Mesoporous cobalt-manganese layered double hydroxides promote the activation of calcium sulfite for degradation and detoxification of metronidazole

Metronidazole (MNZ), a commonly used antibiotic, poses risks to water bodies and human health due to its potential carcinogenic, mutagenic, and genotoxic effects. In this study, mesoporous cobalt-manganese layered double hydroxides (Co_xMn_y-LDH) with abundant oxygen vacancies (O_v) were successfully synthesized using the co-precipitation method and used to activate calcium sulfite (CaSO₃) with slight soluble in water for MNZ degradation.
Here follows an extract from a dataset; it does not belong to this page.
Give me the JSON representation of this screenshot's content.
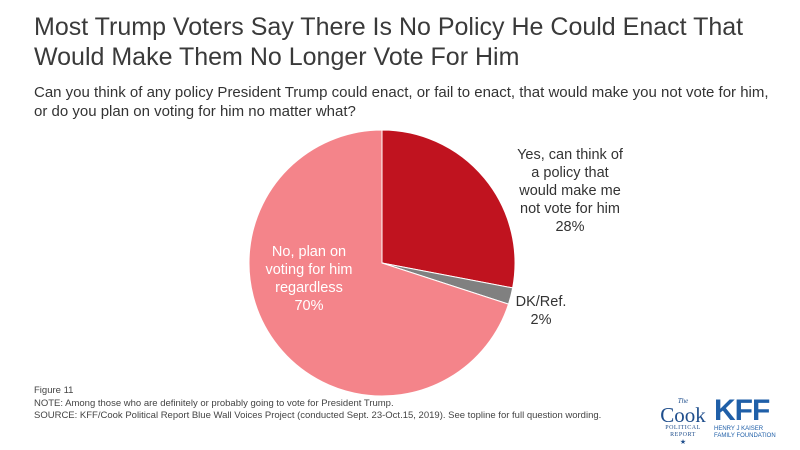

The characterization results revealed that Co₂Mn-LDH had higher specific areas and exhibited good crystallinity. Co₂Mn-LDH/CaSO₃ exhibited the best catalytic performance under optimal conditions, achieving a remarkable MNZ degradation efficiency of up to 98.1 % in only 8 min. Quenching experiments and electron paramagnetic resonance (EPR) tests showed that SO₄^•- and ¹O₂ played pivotal roles in the MNZ degradation process by activated CaSO₃, while the redox cycles of Co²⁺/Co³⁺ and Mn³⁺/Mn⁴⁺ on the catalyst surface accelerated electron transfer, promoting radical generation. Three MNZ degradation routes were put forward based on the density functional theory (DFT) and liquid chromatography-mass spectrometer (LC-MS) analysis. Meanwhile, the toxicity analysis result demonstrated that the toxicity of intermediates post-catalytic reaction was decreased. Furthermore, the Co₂Mn-LDH/CaSO₃ system displayed excellent stability, reusability, and anti-interference capability, and achieved a comparably high removal efficiency across various organic pollutant water bodies. This study provides valuable insights into the development and optimization of effective heterogeneous catalysts for treating antibiotic-contaminated wastewater.